Constitution also serves to define the basic values considered important to society, and individual human rights, such as by the ‘Bill of Rights’ in the US constitution. It has been argued that parliament alone cannot effectively protect fundamental rights. For example, the formation of convention rights provides a lot of capacity for inadvertent contraventions of rights through legislation introduced by later governments. A written constitution could provide for a form of bill of rights with special procedures put in place for legislative amendments. This would not be possible without the previously mentioned constitutional changes to the doctrine of parliamentary supremacy.
The incorporation of the Human Rights Act (1998) has provided a weaker form of protection, but without the strong implications of entrenched legislation. So far the main problem with the act has been lack of awareness rather than the level of protection it offers, and so it should be a more appropriate method of protecting rights in the long term than threatening parliamentary sovereignty.

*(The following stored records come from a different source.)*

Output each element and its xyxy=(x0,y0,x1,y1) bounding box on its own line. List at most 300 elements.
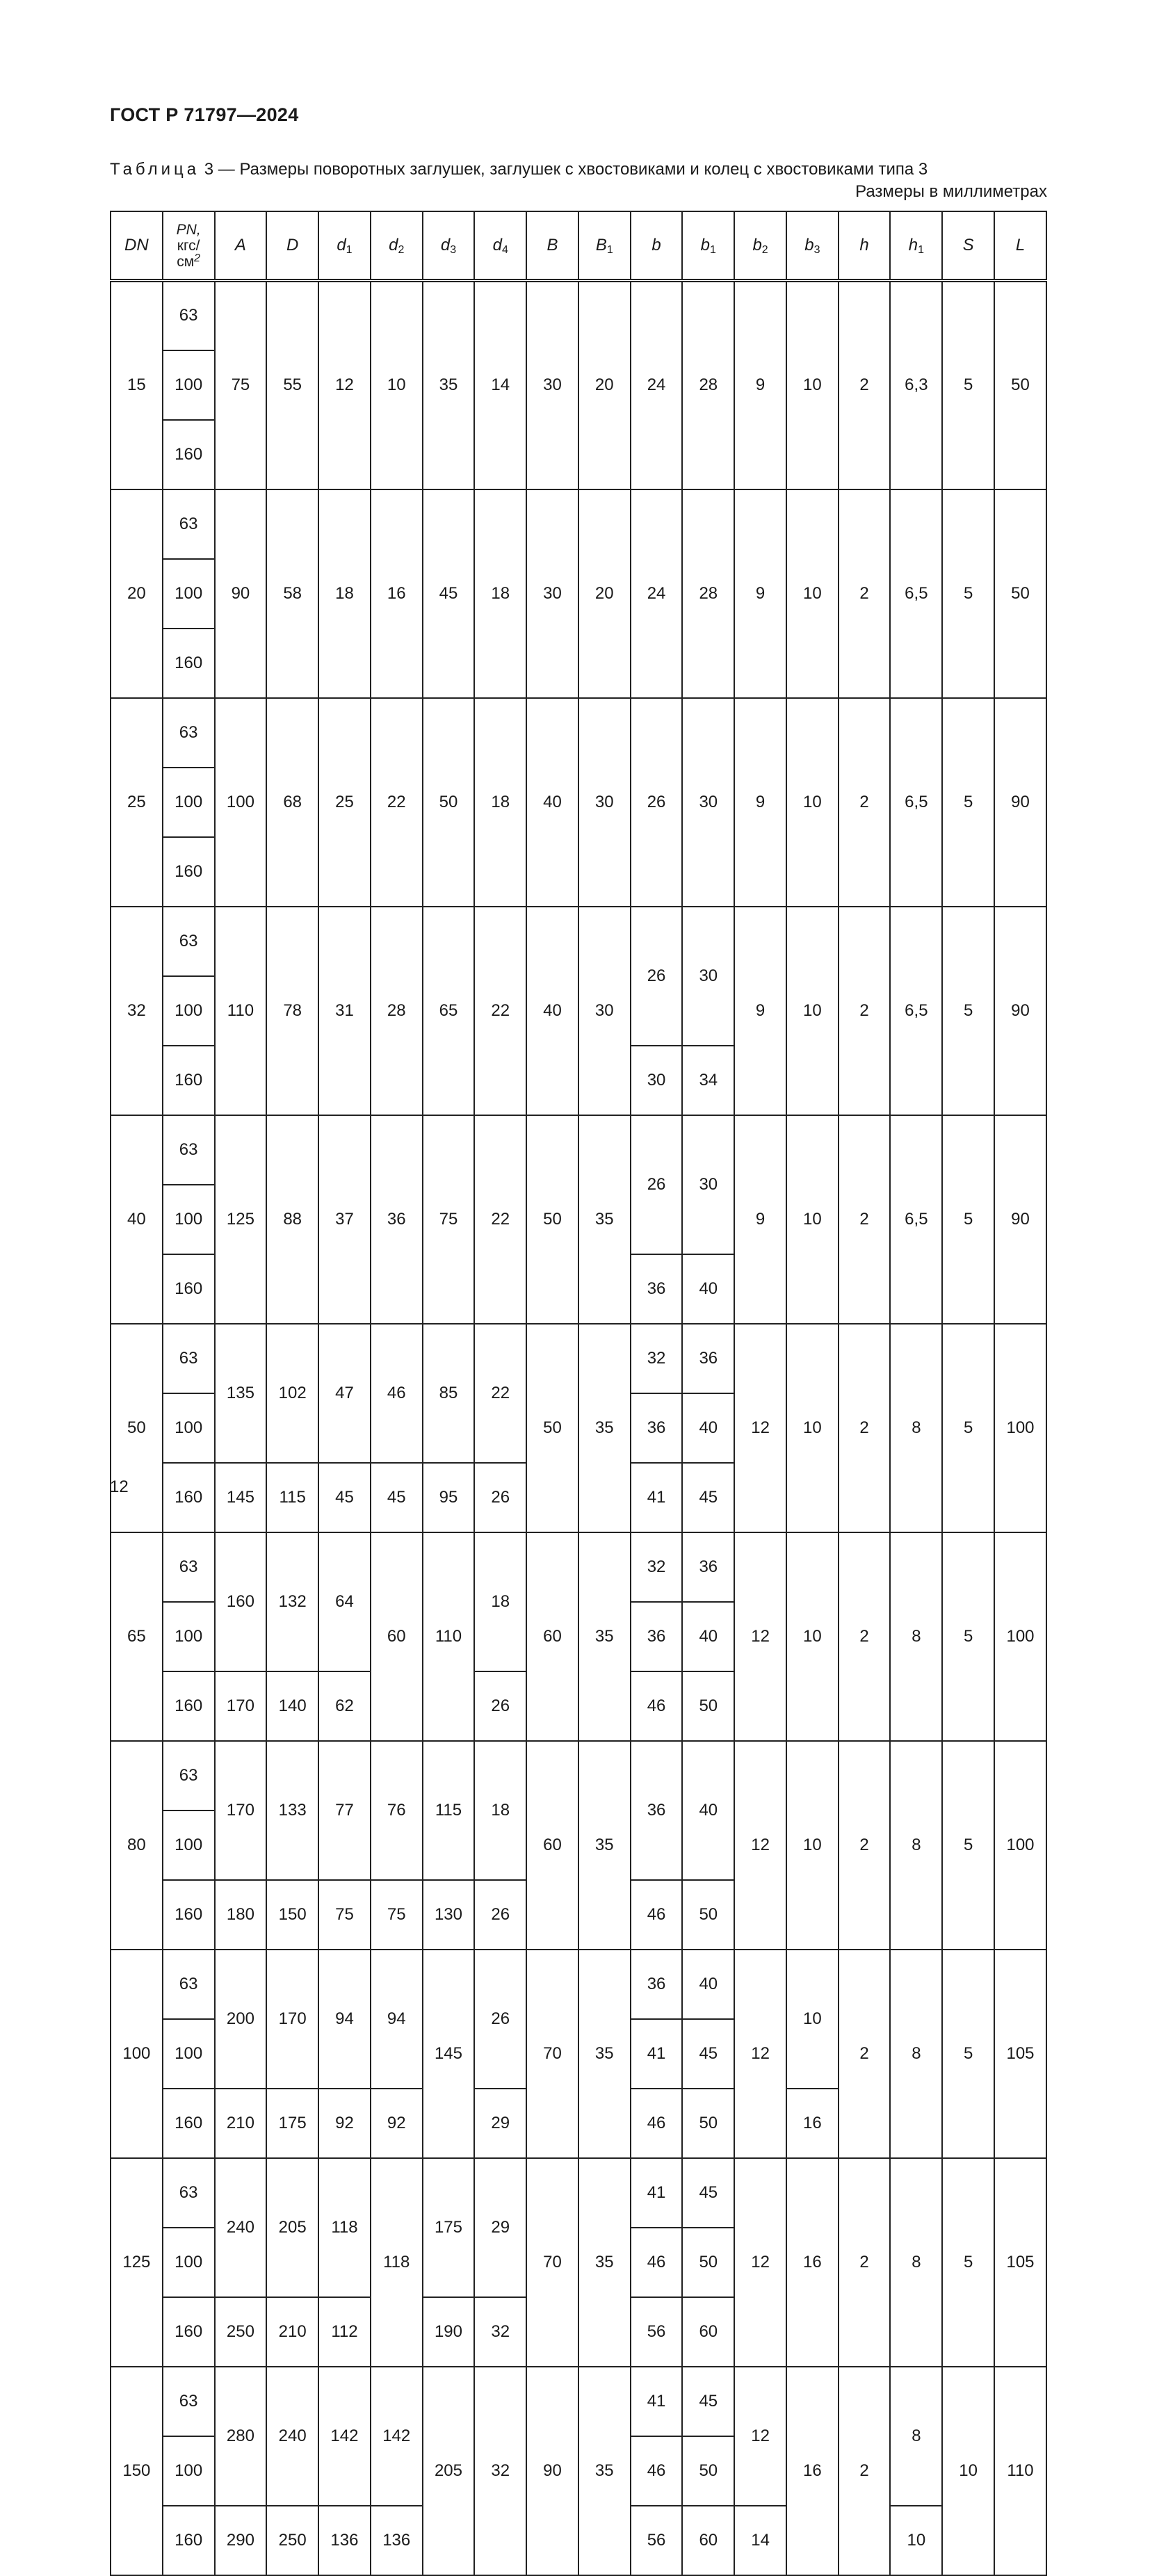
cell-b: 50 xyxy=(526,1324,578,1532)
cell-b: 36 xyxy=(631,1602,683,1671)
cell-pn: 100 xyxy=(163,976,215,1046)
cell-b1: 50 xyxy=(682,2228,734,2297)
cell-a: 125 xyxy=(215,1115,267,1324)
cell-d3: 190 xyxy=(423,2297,475,2367)
cell-pn: 63 xyxy=(163,1741,215,1811)
col-header-d3: $d_3$ xyxy=(423,211,475,281)
cell-h: 2 xyxy=(839,1532,891,1741)
cell-d4: 22 xyxy=(474,907,526,1115)
cell-d1: 77 xyxy=(318,1741,371,1880)
cell-d4: 29 xyxy=(474,2089,526,2158)
cell-pn: 63 xyxy=(163,1115,215,1185)
cell-d3: 145 xyxy=(423,1950,475,2158)
cell-d3: 50 xyxy=(423,698,475,907)
cell-d1: 142 xyxy=(318,2367,371,2506)
cell-d2: 76 xyxy=(371,1741,423,1880)
cell-b1: 35 xyxy=(578,1950,631,2158)
table-caption-prefix: Таблица xyxy=(110,160,200,179)
cell-d3: 115 xyxy=(423,1741,475,1880)
cell-b: 46 xyxy=(631,1880,683,1950)
cell-b1: 35 xyxy=(578,2367,631,2575)
cell-pn: 100 xyxy=(163,768,215,837)
cell-a: 240 xyxy=(215,2158,267,2297)
cell-b1: 40 xyxy=(682,1741,734,1880)
col-header-b1: $b_1$ xyxy=(682,211,734,281)
cell-b: 70 xyxy=(526,2158,578,2367)
col-header-h: h xyxy=(839,211,891,281)
cell-b1: 35 xyxy=(578,1532,631,1741)
cell-d3: 130 xyxy=(423,1880,475,1950)
cell-b: 26 xyxy=(631,907,683,1046)
cell-b1: 36 xyxy=(682,1324,734,1393)
cell-d4: 26 xyxy=(474,1463,526,1532)
cell-s: 5 xyxy=(942,1532,994,1741)
cell-d4: 32 xyxy=(474,2297,526,2367)
cell-b: 40 xyxy=(526,698,578,907)
cell-b: 24 xyxy=(631,489,683,698)
cell-d3: 85 xyxy=(423,1324,475,1463)
cell-b: 70 xyxy=(526,1950,578,2158)
cell-pn: 100 xyxy=(163,1602,215,1671)
cell-b: 32 xyxy=(631,1532,683,1602)
cell-d4: 22 xyxy=(474,1115,526,1324)
cell-h: 2 xyxy=(839,2367,891,2575)
cell-d3: 65 xyxy=(423,907,475,1115)
cell-b: 26 xyxy=(631,698,683,907)
cell-pn: 160 xyxy=(163,2089,215,2158)
cell-d4: 18 xyxy=(474,489,526,698)
cell-h: 2 xyxy=(839,1950,891,2158)
cell-s: 5 xyxy=(942,1950,994,2158)
col-header-B: B xyxy=(526,211,578,281)
header-row xyxy=(111,211,1046,281)
cell-d3: 35 xyxy=(423,281,475,489)
cell-h1: 8 xyxy=(890,1741,942,1950)
cell-d4: 18 xyxy=(474,1741,526,1880)
pn-label: PN, xyxy=(176,221,201,238)
pn-unit: кгс/ xyxy=(177,237,200,254)
cell-a: 200 xyxy=(215,1950,267,2089)
cell-d2: 92 xyxy=(371,2089,423,2158)
cell-h1: 6,5 xyxy=(890,1115,942,1324)
cell-d1: 62 xyxy=(318,1671,371,1741)
cell-dn: 80 xyxy=(111,1741,163,1950)
table-header xyxy=(111,211,1046,281)
cell-l: 105 xyxy=(994,2158,1046,2367)
cell-b2: 9 xyxy=(734,1115,786,1324)
cell-pn: 160 xyxy=(163,1463,215,1532)
cell-b3: 16 xyxy=(786,2158,839,2367)
cell-d: 115 xyxy=(266,1463,318,1532)
cell-b: 30 xyxy=(631,1046,683,1115)
cell-b: 46 xyxy=(631,2436,683,2506)
cell-h1: 8 xyxy=(890,2367,942,2506)
cell-h: 2 xyxy=(839,281,891,489)
cell-dn: 65 xyxy=(111,1532,163,1741)
cell-b1: 45 xyxy=(682,2019,734,2089)
cell-d: 78 xyxy=(266,907,318,1115)
cell-d1: 118 xyxy=(318,2158,371,2297)
cell-pn: 63 xyxy=(163,1324,215,1393)
cell-d1: 37 xyxy=(318,1115,371,1324)
cell-b1: 45 xyxy=(682,2158,734,2228)
cell-a: 180 xyxy=(215,1880,267,1950)
cell-d2: 118 xyxy=(371,2158,423,2367)
cell-b: 50 xyxy=(526,1115,578,1324)
cell-d: 170 xyxy=(266,1950,318,2089)
cell-pn: 160 xyxy=(163,2506,215,2575)
cell-b1: 40 xyxy=(682,1393,734,1463)
cell-b: 41 xyxy=(631,2367,683,2436)
table-subrow xyxy=(111,698,1046,733)
cell-d: 175 xyxy=(266,2089,318,2158)
cell-d2: 136 xyxy=(371,2506,423,2575)
cell-h: 2 xyxy=(839,1741,891,1950)
cell-d1: 18 xyxy=(318,489,371,698)
cell-b1: 20 xyxy=(578,281,631,489)
cell-a: 280 xyxy=(215,2367,267,2506)
cell-d: 102 xyxy=(266,1324,318,1463)
cell-d1: 112 xyxy=(318,2297,371,2367)
cell-d: 210 xyxy=(266,2297,318,2367)
table-body xyxy=(111,281,1046,2575)
cell-b1: 35 xyxy=(578,1741,631,1950)
cell-pn: 100 xyxy=(163,2019,215,2089)
cell-b1: 40 xyxy=(682,1950,734,2019)
table-subrow xyxy=(111,2158,1046,2193)
cell-d1: 25 xyxy=(318,698,371,907)
cell-dn: 32 xyxy=(111,907,163,1115)
cell-b2: 12 xyxy=(734,2367,786,2506)
cell-b: 56 xyxy=(631,2506,683,2575)
table-subrow xyxy=(111,1950,1046,1984)
cell-s: 5 xyxy=(942,2158,994,2367)
cell-dn: 125 xyxy=(111,2158,163,2367)
cell-h1: 6,5 xyxy=(890,489,942,698)
cell-pn: 63 xyxy=(163,2158,215,2228)
cell-b: 30 xyxy=(526,281,578,489)
col-header-dn: DN xyxy=(111,211,163,281)
cell-dn: 50 xyxy=(111,1324,163,1532)
table-subrow xyxy=(111,1115,1046,1150)
cell-d: 68 xyxy=(266,698,318,907)
cell-d4: 26 xyxy=(474,1950,526,2089)
cell-b1: 45 xyxy=(682,2367,734,2436)
cell-d4: 29 xyxy=(474,2158,526,2297)
cell-s: 5 xyxy=(942,281,994,489)
cell-dn: 100 xyxy=(111,1950,163,2158)
cell-b3: 10 xyxy=(786,698,839,907)
pn-unit-exponent: 2 xyxy=(194,252,201,264)
cell-d3: 95 xyxy=(423,1463,475,1532)
dimensions-table xyxy=(110,211,1047,2576)
cell-d: 150 xyxy=(266,1880,318,1950)
cell-b1: 28 xyxy=(682,489,734,698)
table-caption xyxy=(110,160,928,179)
col-header-d4: $d_4$ xyxy=(474,211,526,281)
col-header-A: A xyxy=(215,211,267,281)
col-header-D: D xyxy=(266,211,318,281)
cell-b: 41 xyxy=(631,1463,683,1532)
pn-unit-cm: см xyxy=(177,253,195,270)
cell-b2: 12 xyxy=(734,1324,786,1532)
table-subrow xyxy=(111,1532,1046,1567)
cell-l: 105 xyxy=(994,1950,1046,2158)
cell-b: 30 xyxy=(526,489,578,698)
cell-h1: 8 xyxy=(890,1950,942,2158)
cell-pn: 100 xyxy=(163,1393,215,1463)
cell-h: 2 xyxy=(839,1324,891,1532)
cell-h: 2 xyxy=(839,907,891,1115)
cell-pn: 100 xyxy=(163,2228,215,2297)
cell-a: 290 xyxy=(215,2506,267,2575)
cell-d2: 45 xyxy=(371,1463,423,1532)
cell-d1: 92 xyxy=(318,2089,371,2158)
cell-pn: 63 xyxy=(163,2367,215,2436)
cell-a: 75 xyxy=(215,281,267,489)
cell-s: 5 xyxy=(942,489,994,698)
cell-b1: 35 xyxy=(578,1324,631,1532)
cell-b1: 20 xyxy=(578,489,631,698)
cell-b1: 28 xyxy=(682,281,734,489)
cell-b1: 30 xyxy=(682,698,734,907)
cell-d2: 16 xyxy=(371,489,423,698)
cell-a: 90 xyxy=(215,489,267,698)
cell-l: 90 xyxy=(994,1115,1046,1324)
col-header-h1: $h_1$ xyxy=(890,211,942,281)
cell-d2: 10 xyxy=(371,281,423,489)
cell-d2: 142 xyxy=(371,2367,423,2506)
cell-l: 100 xyxy=(994,1741,1046,1950)
cell-b2: 12 xyxy=(734,2158,786,2367)
cell-b2: 12 xyxy=(734,1950,786,2158)
table-caption-text: 3 — Размеры поворотных заглушек, заглушек с хвостовиками и колец с хвостовиками типа 3 xyxy=(200,160,928,179)
col-header-B1: $B_1$ xyxy=(578,211,631,281)
dimensions-table-container xyxy=(110,211,1047,2550)
cell-b1: 60 xyxy=(682,2297,734,2367)
cell-a: 250 xyxy=(215,2297,267,2367)
cell-dn: 25 xyxy=(111,698,163,907)
cell-b1: 30 xyxy=(578,907,631,1115)
cell-d4: 32 xyxy=(474,2367,526,2575)
cell-pn: 160 xyxy=(163,1880,215,1950)
cell-d2: 46 xyxy=(371,1324,423,1463)
cell-b3: 10 xyxy=(786,489,839,698)
cell-b: 36 xyxy=(631,1393,683,1463)
cell-b1: 40 xyxy=(682,1602,734,1671)
cell-d3: 205 xyxy=(423,2367,475,2575)
cell-d1: 45 xyxy=(318,1463,371,1532)
cell-d1: 47 xyxy=(318,1324,371,1463)
cell-b: 36 xyxy=(631,1254,683,1324)
units-note: Размеры в миллиметрах xyxy=(855,182,1047,201)
cell-s: 10 xyxy=(942,2367,994,2575)
cell-b: 36 xyxy=(631,1950,683,2019)
cell-b: 60 xyxy=(526,1741,578,1950)
cell-d: 240 xyxy=(266,2367,318,2506)
cell-pn: 63 xyxy=(163,281,215,350)
cell-b3: 16 xyxy=(786,2367,839,2575)
cell-b1: 35 xyxy=(578,2158,631,2367)
cell-l: 100 xyxy=(994,1532,1046,1741)
cell-b1: 40 xyxy=(682,1254,734,1324)
cell-b1: 50 xyxy=(682,2436,734,2506)
cell-pn: 160 xyxy=(163,420,215,489)
cell-d1: 31 xyxy=(318,907,371,1115)
cell-d1: 12 xyxy=(318,281,371,489)
cell-d1: 94 xyxy=(318,1950,371,2089)
cell-d1: 136 xyxy=(318,2506,371,2575)
cell-d2: 94 xyxy=(371,1950,423,2089)
cell-pn: 100 xyxy=(163,559,215,629)
cell-d2: 22 xyxy=(371,698,423,907)
cell-d3: 175 xyxy=(423,2158,475,2297)
cell-b1: 30 xyxy=(682,907,734,1046)
cell-d4: 18 xyxy=(474,698,526,907)
cell-l: 50 xyxy=(994,489,1046,698)
cell-d: 132 xyxy=(266,1532,318,1671)
col-header-L: L xyxy=(994,211,1046,281)
cell-s: 5 xyxy=(942,907,994,1115)
cell-s: 5 xyxy=(942,1324,994,1532)
cell-b: 41 xyxy=(631,2158,683,2228)
cell-h1: 6,5 xyxy=(890,698,942,907)
cell-d: 55 xyxy=(266,281,318,489)
cell-h: 2 xyxy=(839,698,891,907)
cell-b2: 12 xyxy=(734,1532,786,1741)
cell-b: 46 xyxy=(631,2089,683,2158)
cell-b1: 35 xyxy=(578,1115,631,1324)
cell-b1: 34 xyxy=(682,1046,734,1115)
cell-a: 145 xyxy=(215,1463,267,1532)
col-header-S: S xyxy=(942,211,994,281)
cell-b: 26 xyxy=(631,1115,683,1254)
col-header-d1: $d_1$ xyxy=(318,211,371,281)
cell-b2: 9 xyxy=(734,489,786,698)
cell-b: 46 xyxy=(631,1671,683,1741)
page-number: 12 xyxy=(110,1477,129,1496)
cell-b1: 50 xyxy=(682,1671,734,1741)
cell-dn: 150 xyxy=(111,2367,163,2575)
cell-pn: 160 xyxy=(163,2297,215,2367)
col-header-b: b xyxy=(631,211,683,281)
cell-d: 250 xyxy=(266,2506,318,2575)
cell-b2: 9 xyxy=(734,907,786,1115)
cell-d: 140 xyxy=(266,1671,318,1741)
cell-b1: 45 xyxy=(682,1463,734,1532)
cell-d2: 60 xyxy=(371,1532,423,1741)
cell-b3: 10 xyxy=(786,1741,839,1950)
col-header-d2: $d_2$ xyxy=(371,211,423,281)
cell-pn: 160 xyxy=(163,1046,215,1115)
cell-pn: 160 xyxy=(163,1254,215,1324)
cell-b: 46 xyxy=(631,2228,683,2297)
cell-b1: 50 xyxy=(682,2089,734,2158)
cell-pn: 160 xyxy=(163,629,215,698)
cell-b: 40 xyxy=(526,907,578,1115)
cell-h1: 8 xyxy=(890,1532,942,1741)
cell-b3: 16 xyxy=(786,2089,839,2158)
cell-b: 24 xyxy=(631,281,683,489)
table-subrow xyxy=(111,489,1046,524)
cell-h1: 6,5 xyxy=(890,907,942,1115)
cell-d2: 75 xyxy=(371,1880,423,1950)
cell-d4: 22 xyxy=(474,1324,526,1463)
cell-d1: 75 xyxy=(318,1880,371,1950)
cell-pn: 100 xyxy=(163,2436,215,2506)
cell-b1: 30 xyxy=(682,1115,734,1254)
cell-l: 90 xyxy=(994,907,1046,1115)
cell-pn: 63 xyxy=(163,698,215,768)
col-header-pn xyxy=(163,211,215,281)
cell-b: 56 xyxy=(631,2297,683,2367)
cell-a: 135 xyxy=(215,1324,267,1463)
cell-d3: 75 xyxy=(423,1115,475,1324)
table-subrow xyxy=(111,2367,1046,2401)
cell-b: 41 xyxy=(631,2019,683,2089)
cell-d3: 110 xyxy=(423,1532,475,1741)
cell-b3: 10 xyxy=(786,1950,839,2089)
cell-pn: 63 xyxy=(163,1950,215,2019)
cell-h: 2 xyxy=(839,489,891,698)
table-subrow xyxy=(111,907,1046,941)
cell-b1: 30 xyxy=(578,698,631,907)
cell-a: 100 xyxy=(215,698,267,907)
cell-h1: 8 xyxy=(890,2158,942,2367)
cell-a: 110 xyxy=(215,907,267,1115)
cell-b: 32 xyxy=(631,1324,683,1393)
cell-h1: 10 xyxy=(890,2506,942,2575)
cell-b1: 36 xyxy=(682,1532,734,1602)
cell-d4: 26 xyxy=(474,1671,526,1741)
cell-b3: 10 xyxy=(786,1115,839,1324)
cell-l: 50 xyxy=(994,281,1046,489)
cell-pn: 63 xyxy=(163,489,215,559)
cell-pn: 100 xyxy=(163,350,215,420)
cell-dn: 15 xyxy=(111,281,163,489)
cell-b: 36 xyxy=(631,1741,683,1880)
cell-d: 88 xyxy=(266,1115,318,1324)
table-subrow xyxy=(111,1741,1046,1776)
cell-pn: 63 xyxy=(163,1532,215,1602)
cell-b2: 12 xyxy=(734,1741,786,1950)
cell-b3: 10 xyxy=(786,1324,839,1532)
table-subrow xyxy=(111,281,1046,316)
cell-b2: 9 xyxy=(734,698,786,907)
cell-d2: 28 xyxy=(371,907,423,1115)
cell-d4: 26 xyxy=(474,1880,526,1950)
cell-d4: 14 xyxy=(474,281,526,489)
cell-dn: 40 xyxy=(111,1115,163,1324)
cell-pn: 100 xyxy=(163,1185,215,1254)
cell-a: 160 xyxy=(215,1532,267,1671)
cell-b: 90 xyxy=(526,2367,578,2575)
cell-pn: 160 xyxy=(163,1671,215,1741)
cell-s: 5 xyxy=(942,1115,994,1324)
cell-a: 210 xyxy=(215,2089,267,2158)
cell-dn: 20 xyxy=(111,489,163,698)
table-subrow xyxy=(111,1324,1046,1359)
cell-b: 60 xyxy=(526,1532,578,1741)
cell-b3: 10 xyxy=(786,907,839,1115)
cell-l: 100 xyxy=(994,1324,1046,1532)
col-header-b2: $b_2$ xyxy=(734,211,786,281)
cell-d: 58 xyxy=(266,489,318,698)
cell-pn: 160 xyxy=(163,837,215,907)
cell-b1: 60 xyxy=(682,2506,734,2575)
cell-l: 110 xyxy=(994,2367,1046,2575)
cell-d3: 45 xyxy=(423,489,475,698)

The suggestions that are made by laws LJ have far reaching consequences which do not appear to be beneficial in light of the costs. The UK has never had a period of political upheaval which has required the introduction of a clearly defined constitution, instead developing its own form of democratic division of powers and protection of rights. There do not seem to be justifiable reasons to threaten this balance, the issues that are raised by not having an identifiable constitution are being successfully dealt with through other methods, and can continue to do so as far as is presently foreseeable.
Bibliography
Open University 2005, W201 Understanding Law, Units 1-4, The Open University, Milton Keynes.